CVMdl RegressionPartitionedLinear модель. Поскольку fitrlinear реализует 5-кратную перекрестную проверку, CVMdl содержит 5 RegressionLinear модели, которые программное обеспечение обучает на каждом сгибе.

Отобразите первую обученную модель линейной регрессии.

Mdl1 = CVMdl.Trained{1}
Mdl1 = 
  RegressionLinear
         ResponseName: 'Y'
    ResponseTransform: 'none'
                 Beta: [1000x15 double]
                 Bias: [-0.0049 -0.0049 -0.0049 -0.0049 -0.0049 -0.0048 ... ]
               Lambda: [1.0000e-05 1.9307e-05 3.7276e-05 7.1969e-05 ... ]
              Learner: 'leastsquares'


  Properties, Methods

Mdl1 RegressionLinear объект модели. fitrlinear созданный Mdl1 по образованию на первых четырех сгибах.

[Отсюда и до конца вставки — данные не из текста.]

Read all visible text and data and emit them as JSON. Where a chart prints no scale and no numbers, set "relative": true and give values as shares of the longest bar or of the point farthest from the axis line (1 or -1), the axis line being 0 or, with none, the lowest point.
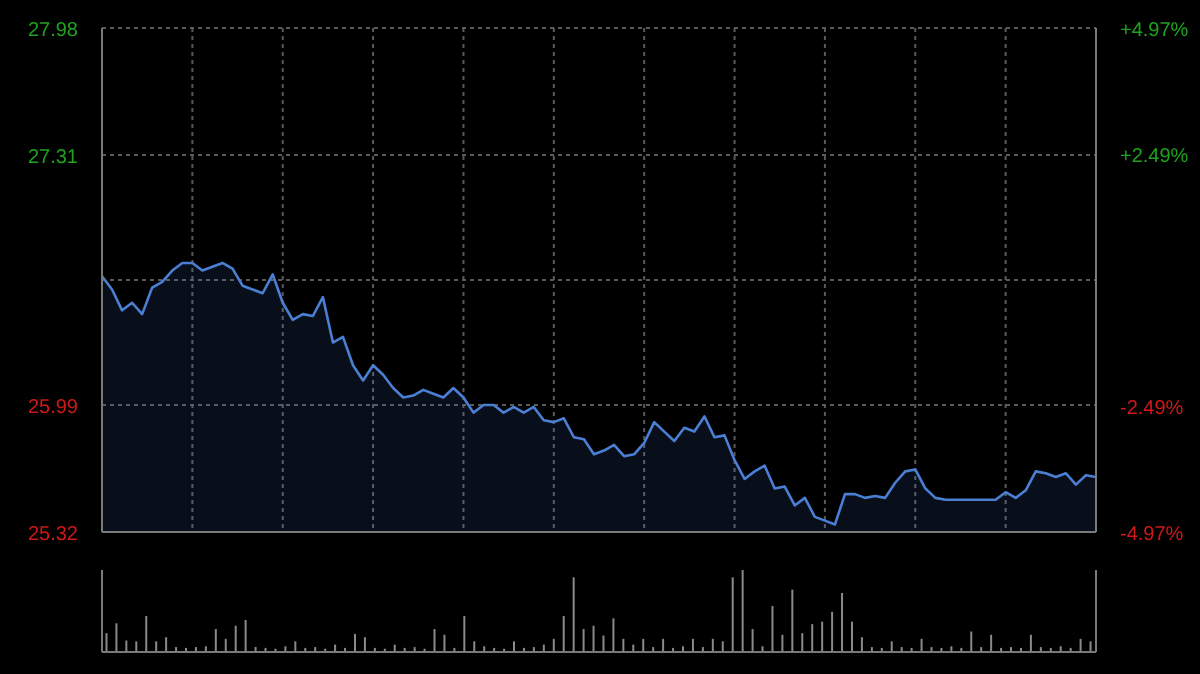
{
  "chart_data": [
    {
      "type": "area",
      "categories": [
        null,
        null,
        null,
        null,
        null,
        null,
        null,
        null,
        null,
        null,
        null,
        null,
        null,
        null,
        null,
        null,
        null,
        null,
        null,
        null,
        null,
        null,
        null,
        null,
        null,
        null,
        null,
        null,
        null,
        null,
        null,
        null,
        null,
        null,
        null,
        null,
        null,
        null,
        null,
        null,
        null,
        null,
        null,
        null,
        null,
        null,
        null,
        null,
        null,
        null,
        null,
        null,
        null,
        null,
        null,
        null,
        null,
        null,
        null,
        null,
        null,
        null,
        null,
        null,
        null,
        null,
        null,
        null,
        null,
        null,
        null,
        null,
        null,
        null,
        null,
        null,
        null,
        null,
        null,
        null,
        null,
        null,
        null,
        null,
        null,
        null,
        null,
        null,
        null,
        null,
        null,
        null,
        null,
        null,
        null,
        null,
        null,
        null,
        null,
        null
      ],
      "series": [
        {
          "color": "#4a7fd4",
          "values": [
            26.67,
            26.6,
            26.49,
            26.53,
            26.47,
            26.61,
            26.64,
            26.7,
            26.74,
            26.74,
            26.7,
            26.72,
            26.74,
            26.71,
            26.62,
            26.6,
            26.58,
            26.68,
            26.53,
            26.44,
            26.47,
            26.46,
            26.56,
            26.32,
            26.35,
            26.2,
            26.12,
            26.2,
            26.15,
            26.08,
            26.03,
            26.04,
            26.07,
            26.05,
            26.03,
            26.08,
            26.03,
            25.95,
            25.99,
            25.99,
            25.95,
            25.98,
            25.95,
            25.98,
            25.91,
            25.9,
            25.92,
            25.82,
            25.81,
            25.73,
            25.75,
            25.78,
            25.72,
            25.73,
            25.79,
            25.9,
            25.85,
            25.8,
            25.87,
            25.85,
            25.93,
            25.82,
            25.83,
            25.7,
            25.6,
            25.64,
            25.67,
            25.55,
            25.56,
            25.46,
            25.5,
            25.4,
            25.38,
            25.36,
            25.52,
            25.52,
            25.5,
            25.51,
            25.5,
            25.58,
            25.64,
            25.65,
            25.55,
            25.5,
            25.49,
            25.49,
            25.49,
            25.49,
            25.49,
            25.49,
            25.53,
            25.5,
            25.54,
            25.64,
            25.63,
            25.61,
            25.63,
            25.57,
            25.62,
            25.61
          ]
        }
      ],
      "ylim": [
        25.32,
        27.98
      ],
      "yticks": [
        25.32,
        25.99,
        {
          "value": 26.65,
          "label": null
        },
        27.31,
        27.98
      ],
      "y2lim": [
        -4.97,
        4.97
      ],
      "y2ticks": [
        {
          "value": -4.97,
          "label": "-4.97%"
        },
        {
          "value": -2.49,
          "label": "-2.49%"
        },
        {
          "value": 0,
          "label": null
        },
        {
          "value": 2.49,
          "label": "+2.49%"
        },
        {
          "value": 4.97,
          "label": "+4.97%"
        }
      ],
      "tick_labels": "y",
      "grid": true
    },
    {
      "type": "bar",
      "relative": true,
      "categories": [
        null,
        null,
        null,
        null,
        null,
        null,
        null,
        null,
        null,
        null,
        null,
        null,
        null,
        null,
        null,
        null,
        null,
        null,
        null,
        null,
        null,
        null,
        null,
        null,
        null,
        null,
        null,
        null,
        null,
        null,
        null,
        null,
        null,
        null,
        null,
        null,
        null,
        null,
        null,
        null,
        null,
        null,
        null,
        null,
        null,
        null,
        null,
        null,
        null,
        null,
        null,
        null,
        null,
        null,
        null,
        null,
        null,
        null,
        null,
        null,
        null,
        null,
        null,
        null,
        null,
        null,
        null,
        null,
        null,
        null,
        null,
        null,
        null,
        null,
        null,
        null,
        null,
        null,
        null,
        null,
        null,
        null,
        null,
        null,
        null,
        null,
        null,
        null,
        null,
        null,
        null,
        null,
        null,
        null,
        null,
        null,
        null,
        null,
        null,
        null
      ],
      "color": "#8a8a8a",
      "values": [
        0.23,
        0.35,
        0.14,
        0.13,
        0.44,
        0.13,
        0.18,
        0.06,
        0.05,
        0.06,
        0.07,
        0.28,
        0.16,
        0.32,
        0.39,
        0.06,
        0.05,
        0.04,
        0.07,
        0.13,
        0.05,
        0.06,
        0.04,
        0.09,
        0.05,
        0.22,
        0.18,
        0.05,
        0.04,
        0.09,
        0.05,
        0.06,
        0.04,
        0.28,
        0.21,
        0.05,
        0.44,
        0.13,
        0.07,
        0.05,
        0.04,
        0.13,
        0.05,
        0.06,
        0.09,
        0.16,
        0.44,
        0.91,
        0.28,
        0.32,
        0.2,
        0.41,
        0.16,
        0.09,
        0.16,
        0.06,
        0.16,
        0.05,
        0.07,
        0.16,
        0.06,
        0.16,
        0.13,
        0.91,
        1,
        0.28,
        0.07,
        0.56,
        0.21,
        0.76,
        0.23,
        0.34,
        0.37,
        0.49,
        0.72,
        0.37,
        0.18,
        0.06,
        0.05,
        0.13,
        0.06,
        0.05,
        0.16,
        0.06,
        0.05,
        0.07,
        0.05,
        0.25,
        0.06,
        0.21,
        0.05,
        0.06,
        0.05,
        0.21,
        0.06,
        0.05,
        0.07,
        0.05,
        0.16,
        0.13
      ],
      "tick_labels": false,
      "grid": false
    }
  ]
}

Поскольку Lambda последовательность сильных мест регуляризации, можно думать о Mdl1 как 11 моделей, один для каждой силы регуляризации в Lambda.

Оцените перекрестный подтвержденный MSE.

mse = kfoldLoss(CVMdl);

Более высокие значения Lambda приведите к разреженности переменного предиктора, которая является хорошим качеством модели регрессии. Для каждой силы регуляризации обучите модель линейной регрессии использование целого набора данных и тех же опций как тогда, когда вы перекрестный подтвержденный модели. Определите количество ненулевых коэффициентов на модель.

Mdl = fitrlinear(X,Y,'ObservationsIn','columns','Lambda',Lambda,...
    'Learner','leastsquares','Solver','sparsa','Regularization','lasso');
numNZCoeff = sum(Mdl.Beta~=0);

На том же рисунке постройте перекрестный подтвержденный MSE и частоту ненулевых коэффициентов для каждой силы регуляризации. Постройте все переменные на логарифмической шкале.

figure;
[h,hL1,hL2] = plotyy(log10(Lambda),log10(mse),...
    log10(Lambda),log10(numNZCoeff)); 
hL1.Marker = 'o';
hL2.Marker = 'o';
ylabel(h(1),'log_{10} MSE')
ylabel(h(2),'log_{10} nonzero-coefficient frequency')
xlabel('log_{10} Lambda')
hold off

Figure contains 2 axes objects. Axes object 1 contains an object of type line. Axes object 2 contains an object of type line.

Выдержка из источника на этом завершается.